Receiver vs Liquidator: who is to distribute under s561 of the Corporations Act?

  • 13 May 2019
Key Points
  • Section 561 of the Act provides that where the available ‘free’ property of a company is insufficient to meet the claims of priority creditors, then payment of such claims may be made in priority to secured creditors holding circulating security interests and from property the subject of circulating security interests.
  • Kirman confirms, in circumstances where the identity of the payer of payments under section 561 of Act is not prescribed by the statute, that receivers have the ability to distribute funds under section 561 of the Act.
What happened?

R.W.E Robinson and Sons Pty Ltd (Company) provided building and construction services.
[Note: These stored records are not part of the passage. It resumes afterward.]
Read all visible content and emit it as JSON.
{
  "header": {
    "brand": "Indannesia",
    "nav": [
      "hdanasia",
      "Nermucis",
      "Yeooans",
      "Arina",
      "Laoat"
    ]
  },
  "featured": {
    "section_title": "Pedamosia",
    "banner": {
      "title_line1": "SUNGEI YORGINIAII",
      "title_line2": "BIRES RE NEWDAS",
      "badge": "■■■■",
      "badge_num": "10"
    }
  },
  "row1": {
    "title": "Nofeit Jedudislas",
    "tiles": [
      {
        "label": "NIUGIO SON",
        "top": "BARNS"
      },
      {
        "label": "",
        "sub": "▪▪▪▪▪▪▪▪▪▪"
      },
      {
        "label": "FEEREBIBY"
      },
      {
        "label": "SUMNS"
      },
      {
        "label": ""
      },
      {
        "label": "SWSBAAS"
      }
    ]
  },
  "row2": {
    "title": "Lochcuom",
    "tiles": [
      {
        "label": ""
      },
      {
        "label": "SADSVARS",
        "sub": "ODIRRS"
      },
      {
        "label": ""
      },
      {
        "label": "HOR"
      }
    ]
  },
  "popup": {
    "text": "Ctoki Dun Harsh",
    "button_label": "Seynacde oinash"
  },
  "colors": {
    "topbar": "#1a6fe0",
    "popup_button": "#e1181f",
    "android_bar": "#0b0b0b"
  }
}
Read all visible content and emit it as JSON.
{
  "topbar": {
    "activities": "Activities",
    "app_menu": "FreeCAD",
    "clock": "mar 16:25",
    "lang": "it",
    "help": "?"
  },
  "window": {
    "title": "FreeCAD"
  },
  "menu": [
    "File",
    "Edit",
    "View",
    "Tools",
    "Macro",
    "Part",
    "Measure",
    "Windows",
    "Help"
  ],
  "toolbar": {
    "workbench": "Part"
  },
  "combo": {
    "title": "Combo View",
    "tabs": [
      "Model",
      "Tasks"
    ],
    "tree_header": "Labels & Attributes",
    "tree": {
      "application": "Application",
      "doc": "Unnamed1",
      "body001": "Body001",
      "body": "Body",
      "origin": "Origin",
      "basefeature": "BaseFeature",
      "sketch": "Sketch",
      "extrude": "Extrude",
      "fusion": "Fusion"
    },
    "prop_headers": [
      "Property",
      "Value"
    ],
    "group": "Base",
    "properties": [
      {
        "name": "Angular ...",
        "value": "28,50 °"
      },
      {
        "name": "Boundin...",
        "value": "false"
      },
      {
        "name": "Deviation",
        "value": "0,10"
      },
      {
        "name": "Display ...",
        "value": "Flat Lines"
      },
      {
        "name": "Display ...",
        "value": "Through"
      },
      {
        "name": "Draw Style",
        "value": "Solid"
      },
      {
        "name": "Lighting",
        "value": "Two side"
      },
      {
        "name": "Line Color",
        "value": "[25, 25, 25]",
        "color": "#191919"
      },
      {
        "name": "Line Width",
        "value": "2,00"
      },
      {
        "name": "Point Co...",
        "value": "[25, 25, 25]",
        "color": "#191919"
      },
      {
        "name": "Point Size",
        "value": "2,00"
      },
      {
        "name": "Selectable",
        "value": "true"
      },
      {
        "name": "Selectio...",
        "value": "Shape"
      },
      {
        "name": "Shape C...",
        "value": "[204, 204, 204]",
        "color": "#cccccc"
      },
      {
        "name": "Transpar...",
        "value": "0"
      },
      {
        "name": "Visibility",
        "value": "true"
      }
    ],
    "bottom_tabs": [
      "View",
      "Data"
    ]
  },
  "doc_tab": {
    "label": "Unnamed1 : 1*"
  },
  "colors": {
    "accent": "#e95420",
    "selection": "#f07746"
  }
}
The Company carried on business, and held its assets, as the trustee of the RWE Robinson Unit Trust (Trust).

On 11 March 2015, the members of the Company appointed liquidators by special resolution.

The appointment of liquidators constituted default under the various securities held by the principal financier and secured creditor of the Company, being ANZ.

On 30 March 2015, ANZ appointed receivers over the secured property of the Company including the assets of the Trust (Receivers).

On 31 March 2015, the Supreme Court of WA appointed the liquidators (without security) as the receivers and managers of the property of the Trust (Liquidators).

Between 7 July 2015 and 3 December 2015, the Commonwealth advanced funds to the Liquidators in order to allow them to make payments to the priority creditors of the Company under the FEG Act. The Commonwealth submitted a proof of debt for the amount that it advanced.

The Receivers realised funds from their asset realisation process (Funds). The Funds were subject to a circulating security interest in favour of ANZ.

What was the issue?

It was clear that the property available for payment of creditors (other than ANZ, as secured creditor) was insufficient to meet the priority claims as well as the Receivers’ costs and remuneration.

There was no dispute that the Funds should be paid to priority creditors.

The dispute was in relation to ‘who’ (the Receivers or the Liquidators) should make the payment under section 561 of the Act. Do the Funds need to be paid by the Receivers to the Liquidators for distribution or could the Receivers distribute the Funds directly?

The Liquidators argued (among other things) that section 561 of the Act does not entitle the Receivers to distribute the Funds and therefore the distributions should be made by the Liquidators. Conversely, the Receivers argued (with the support of the Commonwealth) that the application of section 561 of the Act is not confined to liquidators, and that they, as realiser and holder of the Funds, should make the distributions

What was the outcome?

The Court ultimately found that there was no obligation on the Receivers to pay the Funds to the Liquidators, and the Receivers could distribute the funds directly in accordance with section 561 of the Act. In reaching this decision, the Court took into account the following key matters:
  1. There is no express limitation of the application of section 561 of the Act to a liquidator.
  2. If it were intended that section 561 of the Act was not to apply to a receiver, in the scenario of a concurrent liquidation and receivership, and that the receiver should instead transfer the funds to a liquidator, one would have expected some indication to that effect in the statute.
  3. The Court did not accept the Liquidators’ submissions that the protection of employee entitlements is enhanced by a requirement that the assessment of claims and distributions be undertaken by a liquidator rather than a receiver. Indeed, where section 433 of the Act applies, a receiver is obliged to pay priority employee claims.
  4. Pursuant to section 433 of the Act, a receiver appointed prior to a liquidation may be obliged to make certain payments to protect priority entitlements. It should follow that a receiver appointed after a liquidation should have similar obligations.
  5. There is no compelling reason why an intermediate step of payment over to a liquidator should be required.
  6. There were no authorities referred to by the parties inconsistent with the Court’s decision.
Other matters

The Court also made observations that section 561 of the Act does not exclude a receiver or liquidator claiming an equitable lien over funds that are subject to a circulating security interest, for work undertaken and costs and expenses incurred for the purpose of caring for, preserving, realising and/or administering that fund.

What can I take away?

The key points to take away and consider are as follows:
  • Receivers have the ability to distribute funds, subject to a circulating security interest, under sections 433 and 561 of Act.
  • Section 561 of the Act does not exclude a receiver or liquidator claiming an equitable lien over funds that are subject to a circulating security interest, for work undertaken for the purpose of caring for, preserving, realising and/or administering that fund.
  • Certain costs and expenses and remuneration of receivers can be recovered notwithstanding insufficient funds to pay priority creditors and secured creditors.
  • General costs (incurred not for the purpose of caring for, preserving, realising and/or administering the Funds) may not be recoverable from the Funds.
  • Liquidators should be mindful of this case, particularly before accepting an appointment and undertaking work, where a receiver has already been appointed, and the receiver has realised circulating assets of the Company.